遲知雨将蝦尾肉送嘴裏:“八竿子打不到一起,我家做綠化工程。”
她又扭過頭去告訴梁頌宜,那廂懊喪一下,繼續嘻嘻哈哈,改聊其他話題,談天說地。
遲知雨隐隐捕捉到“相親”字眼,不由凝神。
“我爸媽最近一直催我相親,煩都煩死了,你家沒這樣吧?”
“沒有诶,就算真讓我去,我也不可能去的。”
遲知雨伸手趕了下鍋口的袅袅浮煙,也趁機揮去笑意。不防又被拉入對話,是荷花頭老師伸長了脖子喚他:“帥哥,你多大了?”
遲知雨放下筷子:“二十。”
舒栗驚訝:“你才二十啊。”
遲知雨看她:“二十怎麽了?”
“我一直以為你二十一了,”女生忽然比個“耶”,又多翹起一根無名指,洋洋得意:“現在我又比你多大一歲了哦。”
“所以?”
梁老師燙着毛肚,自然地接話:“女大三抱金磚啊。

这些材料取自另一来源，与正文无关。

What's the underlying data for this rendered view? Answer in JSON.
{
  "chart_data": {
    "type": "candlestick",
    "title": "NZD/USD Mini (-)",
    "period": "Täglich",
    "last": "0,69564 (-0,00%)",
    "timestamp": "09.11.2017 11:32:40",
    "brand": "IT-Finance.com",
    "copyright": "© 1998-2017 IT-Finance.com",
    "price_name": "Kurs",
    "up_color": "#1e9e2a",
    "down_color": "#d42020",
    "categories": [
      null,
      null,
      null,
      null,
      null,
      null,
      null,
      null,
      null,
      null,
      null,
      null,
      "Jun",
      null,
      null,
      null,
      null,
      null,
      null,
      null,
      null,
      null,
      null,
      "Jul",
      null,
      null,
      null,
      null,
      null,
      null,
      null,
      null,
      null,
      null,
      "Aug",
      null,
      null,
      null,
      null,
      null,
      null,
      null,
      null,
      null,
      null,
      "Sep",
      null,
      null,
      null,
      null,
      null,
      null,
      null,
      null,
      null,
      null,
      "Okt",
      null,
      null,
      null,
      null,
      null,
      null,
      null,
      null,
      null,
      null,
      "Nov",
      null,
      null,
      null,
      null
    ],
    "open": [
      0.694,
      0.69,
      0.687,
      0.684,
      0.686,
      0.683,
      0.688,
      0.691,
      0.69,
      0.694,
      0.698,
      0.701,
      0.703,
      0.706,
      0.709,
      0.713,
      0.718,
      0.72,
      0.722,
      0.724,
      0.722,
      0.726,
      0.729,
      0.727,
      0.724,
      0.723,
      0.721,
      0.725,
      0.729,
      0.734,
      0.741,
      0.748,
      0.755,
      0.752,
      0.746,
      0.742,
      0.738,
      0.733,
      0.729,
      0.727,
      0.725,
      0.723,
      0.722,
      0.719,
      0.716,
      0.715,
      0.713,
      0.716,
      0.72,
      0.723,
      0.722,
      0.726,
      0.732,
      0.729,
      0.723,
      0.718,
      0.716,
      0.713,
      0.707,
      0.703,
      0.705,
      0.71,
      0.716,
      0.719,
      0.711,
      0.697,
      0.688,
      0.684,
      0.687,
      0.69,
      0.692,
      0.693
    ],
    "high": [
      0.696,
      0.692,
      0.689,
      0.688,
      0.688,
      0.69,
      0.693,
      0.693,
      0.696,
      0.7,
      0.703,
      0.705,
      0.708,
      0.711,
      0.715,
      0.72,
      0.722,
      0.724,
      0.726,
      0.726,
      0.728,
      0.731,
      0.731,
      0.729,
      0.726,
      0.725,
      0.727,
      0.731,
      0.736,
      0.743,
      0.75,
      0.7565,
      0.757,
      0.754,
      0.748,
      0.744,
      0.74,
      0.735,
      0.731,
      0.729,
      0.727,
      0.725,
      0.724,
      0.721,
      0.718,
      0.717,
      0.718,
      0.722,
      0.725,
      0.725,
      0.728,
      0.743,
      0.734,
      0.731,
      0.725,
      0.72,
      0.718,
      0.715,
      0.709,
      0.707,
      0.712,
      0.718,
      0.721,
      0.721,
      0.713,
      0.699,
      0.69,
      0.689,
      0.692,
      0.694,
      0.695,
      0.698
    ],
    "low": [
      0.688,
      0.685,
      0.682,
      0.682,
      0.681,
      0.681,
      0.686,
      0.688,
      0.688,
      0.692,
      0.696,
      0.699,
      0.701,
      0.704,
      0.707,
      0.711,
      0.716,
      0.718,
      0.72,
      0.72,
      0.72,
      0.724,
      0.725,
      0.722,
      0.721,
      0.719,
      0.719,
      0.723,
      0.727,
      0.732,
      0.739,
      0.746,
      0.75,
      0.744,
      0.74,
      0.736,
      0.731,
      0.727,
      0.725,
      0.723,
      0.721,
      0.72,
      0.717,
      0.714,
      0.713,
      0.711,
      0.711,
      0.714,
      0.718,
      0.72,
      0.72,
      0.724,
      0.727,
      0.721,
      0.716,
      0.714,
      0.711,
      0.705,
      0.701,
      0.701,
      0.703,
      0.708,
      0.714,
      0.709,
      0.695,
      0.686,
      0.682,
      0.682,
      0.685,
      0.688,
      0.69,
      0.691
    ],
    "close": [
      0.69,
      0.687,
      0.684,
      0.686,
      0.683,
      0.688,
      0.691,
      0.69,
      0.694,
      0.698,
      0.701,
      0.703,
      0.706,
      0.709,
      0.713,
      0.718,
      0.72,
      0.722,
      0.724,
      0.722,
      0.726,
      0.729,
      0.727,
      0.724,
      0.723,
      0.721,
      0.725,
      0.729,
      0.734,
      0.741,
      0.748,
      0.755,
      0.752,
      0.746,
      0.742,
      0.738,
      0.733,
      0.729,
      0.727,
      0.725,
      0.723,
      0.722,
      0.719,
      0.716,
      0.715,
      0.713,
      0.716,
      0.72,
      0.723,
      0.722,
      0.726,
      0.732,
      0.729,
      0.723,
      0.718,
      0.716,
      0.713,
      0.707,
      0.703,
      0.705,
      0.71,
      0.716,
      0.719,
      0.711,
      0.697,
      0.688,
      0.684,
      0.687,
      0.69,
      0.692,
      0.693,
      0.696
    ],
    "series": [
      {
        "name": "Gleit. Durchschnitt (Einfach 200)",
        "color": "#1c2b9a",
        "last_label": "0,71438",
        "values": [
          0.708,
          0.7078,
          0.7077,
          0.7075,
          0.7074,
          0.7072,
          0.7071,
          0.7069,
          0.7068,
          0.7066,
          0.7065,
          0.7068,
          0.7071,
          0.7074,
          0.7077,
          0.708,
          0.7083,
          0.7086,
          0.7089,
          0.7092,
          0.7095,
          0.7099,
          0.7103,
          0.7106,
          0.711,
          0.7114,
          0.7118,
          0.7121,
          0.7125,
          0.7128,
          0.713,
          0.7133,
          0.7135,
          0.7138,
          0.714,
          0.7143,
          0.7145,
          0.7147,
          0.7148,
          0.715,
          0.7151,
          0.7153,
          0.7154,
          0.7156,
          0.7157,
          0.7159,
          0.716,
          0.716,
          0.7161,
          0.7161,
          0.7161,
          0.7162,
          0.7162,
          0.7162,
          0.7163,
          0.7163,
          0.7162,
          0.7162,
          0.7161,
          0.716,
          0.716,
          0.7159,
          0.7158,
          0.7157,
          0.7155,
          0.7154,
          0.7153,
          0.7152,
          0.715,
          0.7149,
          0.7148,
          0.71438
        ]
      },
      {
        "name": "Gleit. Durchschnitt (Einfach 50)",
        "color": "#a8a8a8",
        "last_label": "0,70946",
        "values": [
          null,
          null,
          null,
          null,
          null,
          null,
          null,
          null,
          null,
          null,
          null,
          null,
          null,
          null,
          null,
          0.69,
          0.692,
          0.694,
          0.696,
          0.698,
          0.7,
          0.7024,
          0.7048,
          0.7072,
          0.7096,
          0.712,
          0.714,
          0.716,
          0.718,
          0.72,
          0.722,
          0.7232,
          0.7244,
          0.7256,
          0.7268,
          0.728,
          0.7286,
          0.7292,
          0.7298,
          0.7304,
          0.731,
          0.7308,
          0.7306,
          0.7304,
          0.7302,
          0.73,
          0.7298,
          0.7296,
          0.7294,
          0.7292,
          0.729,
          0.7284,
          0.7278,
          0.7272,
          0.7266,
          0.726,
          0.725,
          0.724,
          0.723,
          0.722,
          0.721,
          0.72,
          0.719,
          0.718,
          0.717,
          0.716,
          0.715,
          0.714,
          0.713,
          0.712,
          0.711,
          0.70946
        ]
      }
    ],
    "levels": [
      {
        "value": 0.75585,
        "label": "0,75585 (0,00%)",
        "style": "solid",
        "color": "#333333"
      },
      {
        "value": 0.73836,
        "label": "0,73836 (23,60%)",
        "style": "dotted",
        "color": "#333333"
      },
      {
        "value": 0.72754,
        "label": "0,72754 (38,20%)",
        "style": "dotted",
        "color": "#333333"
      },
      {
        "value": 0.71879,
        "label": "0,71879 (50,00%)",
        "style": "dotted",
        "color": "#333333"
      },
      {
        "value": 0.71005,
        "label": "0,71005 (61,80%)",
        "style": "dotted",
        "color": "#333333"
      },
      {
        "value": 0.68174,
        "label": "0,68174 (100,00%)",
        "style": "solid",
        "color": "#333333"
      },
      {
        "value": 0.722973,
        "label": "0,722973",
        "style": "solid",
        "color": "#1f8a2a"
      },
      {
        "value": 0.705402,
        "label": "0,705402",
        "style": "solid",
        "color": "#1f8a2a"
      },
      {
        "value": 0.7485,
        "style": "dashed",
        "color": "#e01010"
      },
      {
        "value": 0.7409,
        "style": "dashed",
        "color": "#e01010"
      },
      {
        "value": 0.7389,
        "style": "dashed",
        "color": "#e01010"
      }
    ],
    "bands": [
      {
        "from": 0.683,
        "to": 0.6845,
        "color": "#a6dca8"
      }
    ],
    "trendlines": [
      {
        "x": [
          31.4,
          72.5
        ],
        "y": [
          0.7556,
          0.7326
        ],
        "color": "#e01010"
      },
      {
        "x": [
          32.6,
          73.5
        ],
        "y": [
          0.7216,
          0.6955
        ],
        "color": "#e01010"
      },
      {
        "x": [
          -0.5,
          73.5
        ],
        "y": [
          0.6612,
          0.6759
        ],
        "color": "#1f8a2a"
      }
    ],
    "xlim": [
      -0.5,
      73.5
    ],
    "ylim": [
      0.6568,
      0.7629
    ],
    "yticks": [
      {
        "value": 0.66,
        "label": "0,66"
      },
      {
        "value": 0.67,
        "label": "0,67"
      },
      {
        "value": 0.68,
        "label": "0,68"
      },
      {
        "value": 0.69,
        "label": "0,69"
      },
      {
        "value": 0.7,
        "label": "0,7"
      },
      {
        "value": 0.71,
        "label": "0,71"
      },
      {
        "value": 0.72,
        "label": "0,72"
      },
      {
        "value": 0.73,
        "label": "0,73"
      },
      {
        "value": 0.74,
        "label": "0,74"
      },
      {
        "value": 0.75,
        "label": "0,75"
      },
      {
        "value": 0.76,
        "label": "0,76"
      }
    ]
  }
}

”
舒栗回過臉去揪她胳膊:“亂說什麽,你不也比他大三歲?”
遲知雨沒有吭聲。
他就知道,她此行目的絕非單純的請客,還拉來了朋友助力自己的追愛陣線聯盟。
等等——他眉心一緊,不會剛剛詢問他家庭背景也是在借機考驗吧,考驗他會不會添加別的女生聯系方式。
來的路上,電梯裏的怪笑就是她們偷偷籌謀的最好證明。
原來這是一場鴻門宴。
不拿滿分都對不起他今天造型的缺陷。
遲知雨抿了口麥茶,越發正襟端坐,神清目明,就等着見招出招,水來土掩。
而舒栗形色始終無恙,就像個擺擺鐘、白色套娃不倒翁,左右招呼。見男生今日舉止實在異樣,鍋裏再度唱起空城計,她主動幫他挑了些串子,期間還詢問他忌口事宜。
遲知雨均搖頭,又說不用,他自己來就好。
她向來照顧人情緒:“你是不是不喜歡吃這個?”
遲知雨說:“沒有。”
她又問:“那怎麽基本沒動過筷子?”
遲知雨微頓,抛出虛詞:“很久沒來人多的地方吃飯了。”
女生東張西望一下,吧臺後方就是走道,人來人去,對習慣幽僻處的死宅确實不太友好。
她贊同他的表态:“也是,下次還是選有包廂的地方比較好。”
還有下次?
“下次我請吧。”話就這麽跌了出來,嘴巴快過大腦,出口一霎連遲知雨自己都錯愕。
舒栗怔了怔,架着筷子,肩略聳動:“好啊,真有下次的話,你選你喜歡的。”
他試圖辯白:“我沒有不……”
女生已扭過身子,繼續跟好友說笑。
她脫去了奶白色的面包服外套,打底高領毛衣敷在骨骼分明的肩頭,她原來這麽瘦的嗎,明明每天穿得像頭笨熊。
他留意到自己面前被她堆疊成丘的簽串們。
于是撿出幾支一股腦丢她鍋裏。鹌鹑蛋,雪花肥牛,羔羊肉,大蝦仁,全是優質蛋白,對她夠意思吧。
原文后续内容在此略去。